Greyblade had already discounted these possibilities as too risky simply by adding up his experiences so far, but he was curious. “Well?”
“We’re not free to just sit around in Naskiraqad and walk back the past few decades of Corporate history,” Çrom said firmly, although still with that quiver of fear. “I really need you to understand the danger here, Greyblade. You’re a soldier. If we fuck around with Naskiraqad, it’s not Limbo or the Vultures who will punish us – it’s the Shedders themselves.
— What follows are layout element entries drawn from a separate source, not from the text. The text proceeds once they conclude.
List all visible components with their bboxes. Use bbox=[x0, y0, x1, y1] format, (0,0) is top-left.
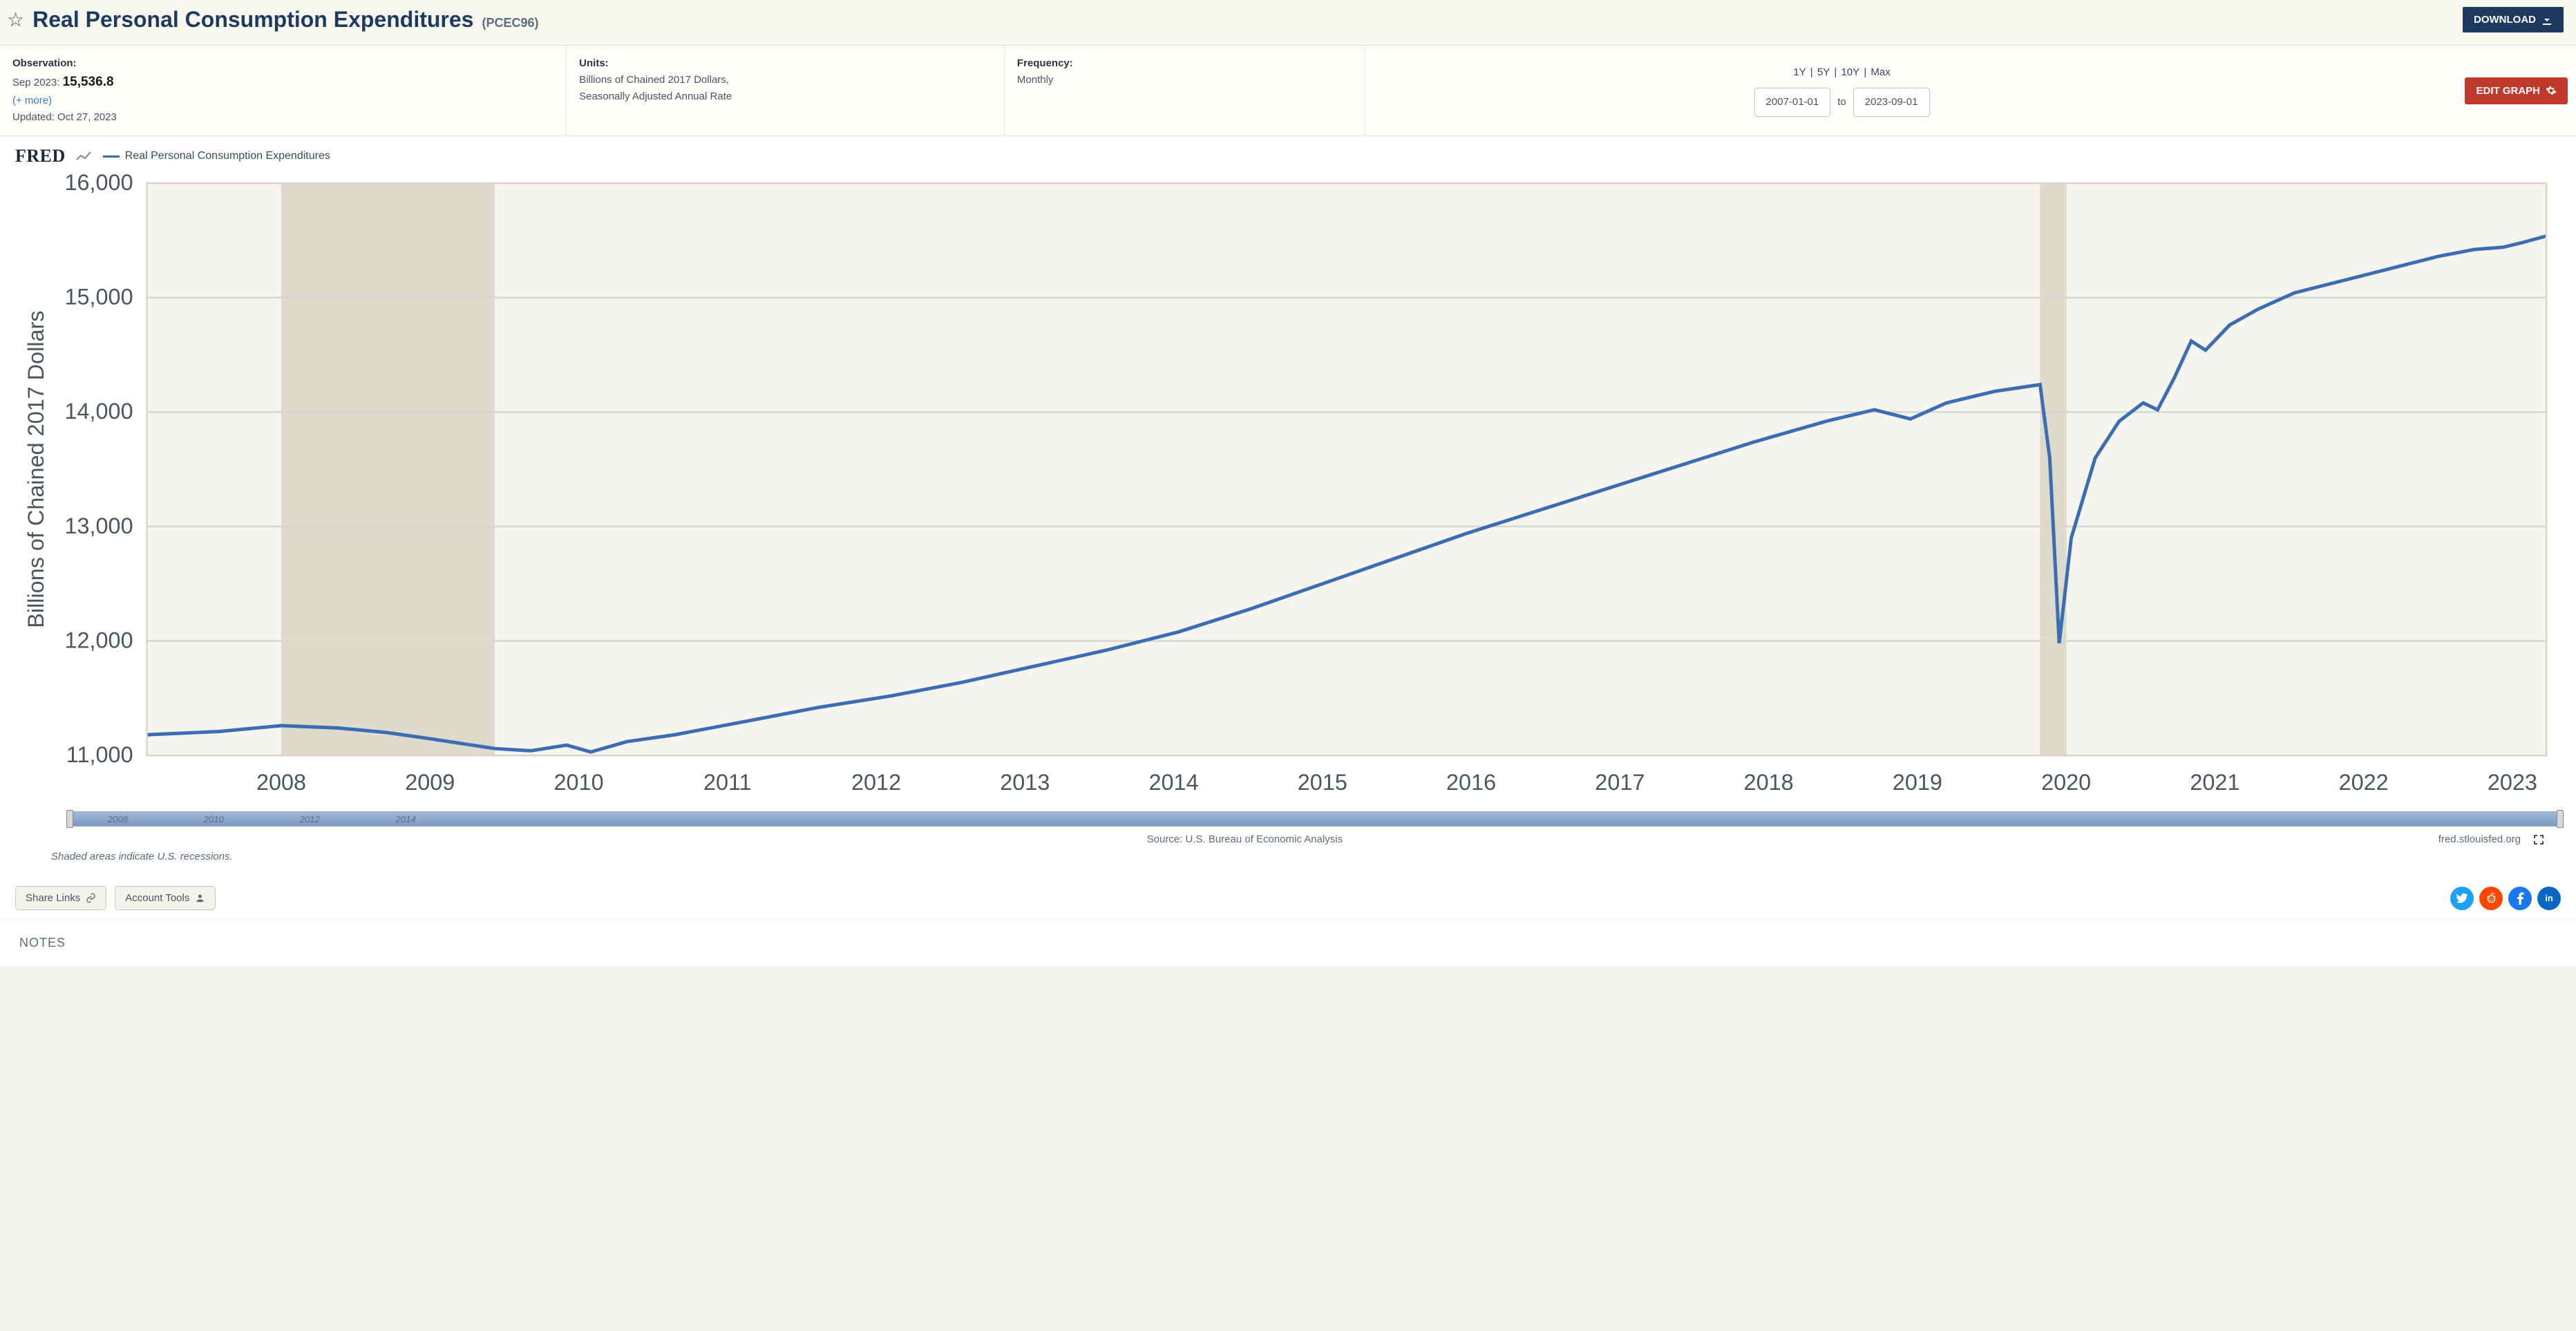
svg-text:2011: 2011 bbox=[703, 770, 752, 795]
svg-text:2013: 2013 bbox=[1000, 770, 1050, 795]
gear-icon bbox=[2546, 85, 2557, 96]
units-line-1: Billions of Chained 2017 Dollars, bbox=[579, 72, 992, 88]
svg-text:11,000: 11,000 bbox=[66, 743, 133, 768]
share-linkedin-button[interactable]: in bbox=[2537, 887, 2561, 910]
chart-legend-row: FRED Real Personal Consumption Expenditu… bbox=[12, 142, 2564, 169]
frequency-col: Frequency: Monthly bbox=[1005, 46, 1365, 135]
fullscreen-icon[interactable] bbox=[2533, 834, 2544, 845]
observation-col: Observation: Sep 2023: 15,536.8 (+ more)… bbox=[0, 46, 567, 135]
svg-text:2016: 2016 bbox=[1446, 770, 1496, 795]
linkedin-icon: in bbox=[2545, 893, 2553, 903]
download-label: DOWNLOAD bbox=[2474, 14, 2536, 26]
twitter-icon bbox=[2456, 892, 2468, 904]
units-line-2: Seasonally Adjusted Annual Rate bbox=[579, 88, 992, 105]
range-10y[interactable]: 10Y bbox=[1839, 66, 1861, 78]
svg-text:14,000: 14,000 bbox=[64, 399, 133, 424]
account-tools-label: Account Tools bbox=[125, 892, 189, 904]
chart-source: Source: U.S. Bureau of Economic Analysis bbox=[51, 833, 2438, 845]
main-chart[interactable]: 11,000 12,000 13,000 14,000 15,000 16,000 2008… bbox=[12, 169, 2564, 807]
svg-text:2019: 2019 bbox=[1893, 770, 1942, 795]
range-max[interactable]: Max bbox=[1869, 66, 1891, 78]
fred-logo: FRED bbox=[15, 146, 66, 167]
svg-text:2014: 2014 bbox=[1149, 770, 1199, 795]
svg-text:2021: 2021 bbox=[2190, 770, 2239, 795]
user-icon bbox=[195, 893, 205, 903]
date-to-label: to bbox=[1837, 94, 1846, 111]
account-tools-button[interactable]: Account Tools bbox=[115, 886, 216, 910]
svg-text:2020: 2020 bbox=[2041, 770, 2091, 795]
series-id: (PCEC96) bbox=[482, 16, 538, 30]
share-links-label: Share Links bbox=[26, 892, 80, 904]
svg-text:2009: 2009 bbox=[405, 770, 455, 795]
edit-graph-button[interactable]: EDIT GRAPH bbox=[2465, 77, 2568, 104]
svg-text:2017: 2017 bbox=[1595, 770, 1645, 795]
legend-color-swatch bbox=[103, 155, 120, 158]
updated-label: Updated: Oct 27, 2023 bbox=[12, 109, 553, 126]
time-scrubber[interactable]: 2008201020122014 bbox=[66, 811, 2564, 827]
svg-text:Billions of Chained 2017 Dolla: Billions of Chained 2017 Dollars bbox=[23, 311, 48, 628]
frequency-value: Monthly bbox=[1017, 72, 1352, 88]
title-bar: ☆ Real Personal Consumption Expenditures… bbox=[0, 0, 2576, 45]
svg-text:15,000: 15,000 bbox=[64, 285, 133, 310]
svg-text:2023: 2023 bbox=[2488, 770, 2537, 795]
range-1y[interactable]: 1Y bbox=[1792, 66, 1807, 78]
svg-text:2015: 2015 bbox=[1298, 770, 1347, 795]
metadata-row: Observation: Sep 2023: 15,536.8 (+ more)… bbox=[0, 45, 2576, 136]
share-links-button[interactable]: Share Links bbox=[15, 886, 106, 910]
page-title: Real Personal Consumption Expenditures bbox=[32, 7, 473, 32]
scrubber-labels: 2008201020122014 bbox=[66, 811, 2564, 827]
chart-site-label: fred.stlouisfed.org bbox=[2438, 833, 2521, 845]
share-reddit-button[interactable] bbox=[2479, 887, 2503, 910]
share-facebook-button[interactable] bbox=[2508, 887, 2532, 910]
chart-mini-icon bbox=[75, 150, 93, 162]
range-col: 1Y | 5Y | 10Y | Max 2007-01-01 to 2023-0… bbox=[1365, 46, 2318, 135]
reddit-icon bbox=[2485, 892, 2497, 904]
download-icon bbox=[2541, 15, 2553, 26]
link-icon bbox=[86, 893, 96, 903]
download-button[interactable]: DOWNLOAD bbox=[2463, 7, 2564, 32]
frequency-label: Frequency: bbox=[1017, 55, 1352, 72]
svg-text:2018: 2018 bbox=[1744, 770, 1794, 795]
observation-date: Sep 2023: bbox=[12, 77, 59, 88]
favorite-star-icon[interactable]: ☆ bbox=[7, 10, 24, 30]
range-5y[interactable]: 5Y bbox=[1816, 66, 1831, 78]
svg-text:12,000: 12,000 bbox=[64, 628, 133, 653]
range-links: 1Y | 5Y | 10Y | Max bbox=[1792, 64, 1891, 81]
facebook-icon bbox=[2517, 892, 2524, 905]
date-to-input[interactable]: 2023-09-01 bbox=[1853, 88, 1930, 117]
observation-value: 15,536.8 bbox=[63, 75, 114, 89]
share-twitter-button[interactable] bbox=[2450, 887, 2474, 910]
recession-note: Shaded areas indicate U.S. recessions. bbox=[12, 848, 2564, 872]
units-label: Units: bbox=[579, 55, 992, 72]
svg-text:2010: 2010 bbox=[554, 770, 604, 795]
edit-graph-label: EDIT GRAPH bbox=[2476, 85, 2540, 97]
legend-label: Real Personal Consumption Expenditures bbox=[125, 150, 330, 162]
date-from-input[interactable]: 2007-01-01 bbox=[1754, 88, 1831, 117]
svg-text:2022: 2022 bbox=[2339, 770, 2389, 795]
svg-text:2012: 2012 bbox=[851, 770, 901, 795]
notes-heading: NOTES bbox=[0, 920, 2576, 965]
svg-text:13,000: 13,000 bbox=[64, 513, 133, 538]
svg-text:16,000: 16,000 bbox=[64, 170, 133, 195]
more-observations-link[interactable]: (+ more) bbox=[12, 93, 553, 109]
svg-text:2008: 2008 bbox=[256, 770, 306, 795]
observation-label: Observation: bbox=[12, 55, 553, 72]
units-col: Units: Billions of Chained 2017 Dollars,… bbox=[567, 46, 1005, 135]
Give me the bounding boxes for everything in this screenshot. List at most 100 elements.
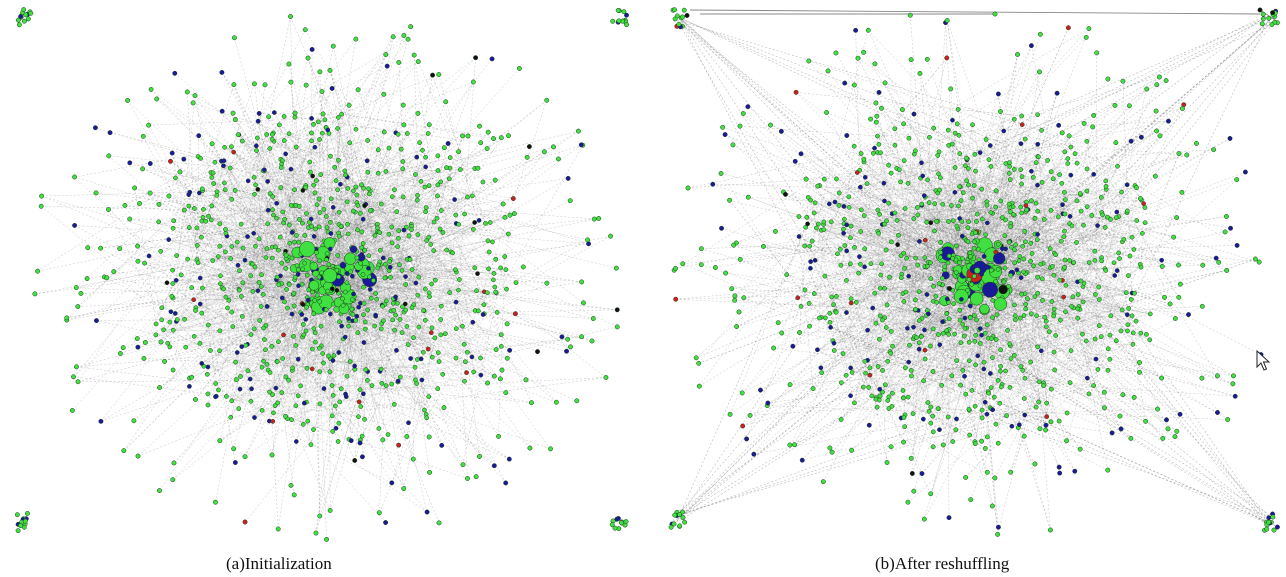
network-node	[426, 122, 432, 128]
network-node	[18, 523, 23, 529]
network-node	[409, 227, 414, 233]
edge	[316, 204, 376, 236]
edge	[329, 70, 390, 271]
edge	[416, 313, 485, 384]
edge	[74, 225, 177, 281]
edge	[73, 148, 271, 377]
network-node	[526, 144, 532, 150]
edge	[238, 134, 364, 265]
edge	[172, 228, 361, 441]
edge	[229, 167, 279, 285]
network-node	[170, 367, 176, 373]
network-node	[393, 312, 398, 318]
edge	[194, 208, 495, 377]
edge	[256, 145, 303, 256]
network-node	[378, 366, 384, 372]
edge	[313, 166, 426, 186]
network-node	[190, 100, 196, 106]
edge	[276, 277, 339, 442]
edge	[1009, 15, 1266, 208]
network-node	[491, 463, 497, 469]
edge	[313, 415, 333, 430]
network-node	[287, 240, 293, 246]
edge	[175, 95, 196, 281]
network-node	[72, 222, 78, 228]
network-node	[411, 52, 417, 58]
network-node	[596, 216, 602, 221]
network-node	[544, 97, 550, 103]
edge	[100, 291, 496, 422]
network-node	[365, 378, 370, 383]
network-node	[376, 510, 382, 516]
edge	[399, 319, 510, 351]
network-node	[324, 257, 329, 263]
network-node	[237, 268, 242, 273]
network-node	[288, 14, 294, 19]
edge	[315, 273, 349, 534]
edge	[279, 124, 307, 403]
edge	[211, 177, 330, 289]
edge	[312, 167, 478, 177]
network-node	[489, 56, 495, 62]
edge	[253, 260, 288, 329]
edge	[250, 196, 468, 380]
network-node	[271, 110, 277, 115]
network-node	[209, 203, 215, 209]
network-node	[339, 111, 345, 117]
edge	[269, 312, 301, 393]
network-node	[127, 160, 133, 166]
network-node	[197, 340, 203, 346]
network-node	[189, 285, 195, 290]
edge	[261, 367, 277, 389]
edge	[258, 118, 312, 239]
edge	[250, 193, 271, 264]
edge	[203, 341, 279, 367]
network-node	[435, 182, 441, 188]
edge	[288, 133, 477, 291]
edge	[351, 279, 460, 314]
edge	[225, 196, 404, 253]
network-node	[575, 128, 581, 134]
network-node	[328, 196, 334, 202]
network-node	[353, 126, 359, 132]
edge	[397, 195, 418, 304]
edge	[242, 248, 251, 276]
edge	[216, 170, 265, 397]
edge	[303, 269, 317, 425]
edge	[224, 182, 384, 259]
network-node	[192, 93, 198, 99]
network-node	[438, 208, 444, 213]
edge	[365, 204, 506, 270]
network-node	[185, 256, 190, 262]
edge	[134, 187, 157, 324]
network-node	[281, 220, 286, 226]
edge	[290, 169, 431, 245]
edge	[196, 227, 220, 247]
network-node	[383, 298, 389, 304]
network-node	[357, 440, 363, 446]
edge	[96, 320, 278, 362]
network-node	[477, 123, 482, 129]
edge	[211, 219, 320, 372]
edge	[357, 229, 495, 466]
edge	[87, 240, 325, 279]
edge	[410, 282, 548, 359]
edge	[363, 196, 468, 304]
network-node	[197, 301, 203, 307]
edge	[272, 134, 408, 260]
network-node	[168, 158, 173, 164]
network-node	[196, 190, 202, 196]
edge	[72, 246, 221, 411]
edge	[341, 114, 364, 244]
edge	[398, 142, 481, 231]
network-node	[177, 169, 183, 175]
edge	[307, 302, 495, 466]
network-node	[395, 378, 401, 384]
network-node	[361, 312, 366, 317]
network-node	[292, 274, 298, 280]
network-node	[335, 187, 340, 193]
edge	[285, 251, 425, 411]
network-node	[589, 338, 595, 344]
network-node	[462, 378, 467, 384]
edge	[370, 190, 588, 241]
And they’ll do things to us that Limbo would never allow to happen in Corporate space.”
“I don’t have any factually substantiated accounts of Shedders doing anything to people,” Greyblade said. “The Three-Quarters Man might have stomped the occasional–”
“You’re not going to get substantiated accounts,” Çrom said. “That’s the whole point. But you saw Gant. Do you want to sit in this ship, parked in some out-of-the-way corner of a spaceport on the edge of the Belt, waiting for eternity to happen in one piece without our interference? Because that’s what we’ll get. If we’re lucky. Did you notice Gant was pretty okay with his whole predicament? That wasn’t fatalism, that was gratitude.”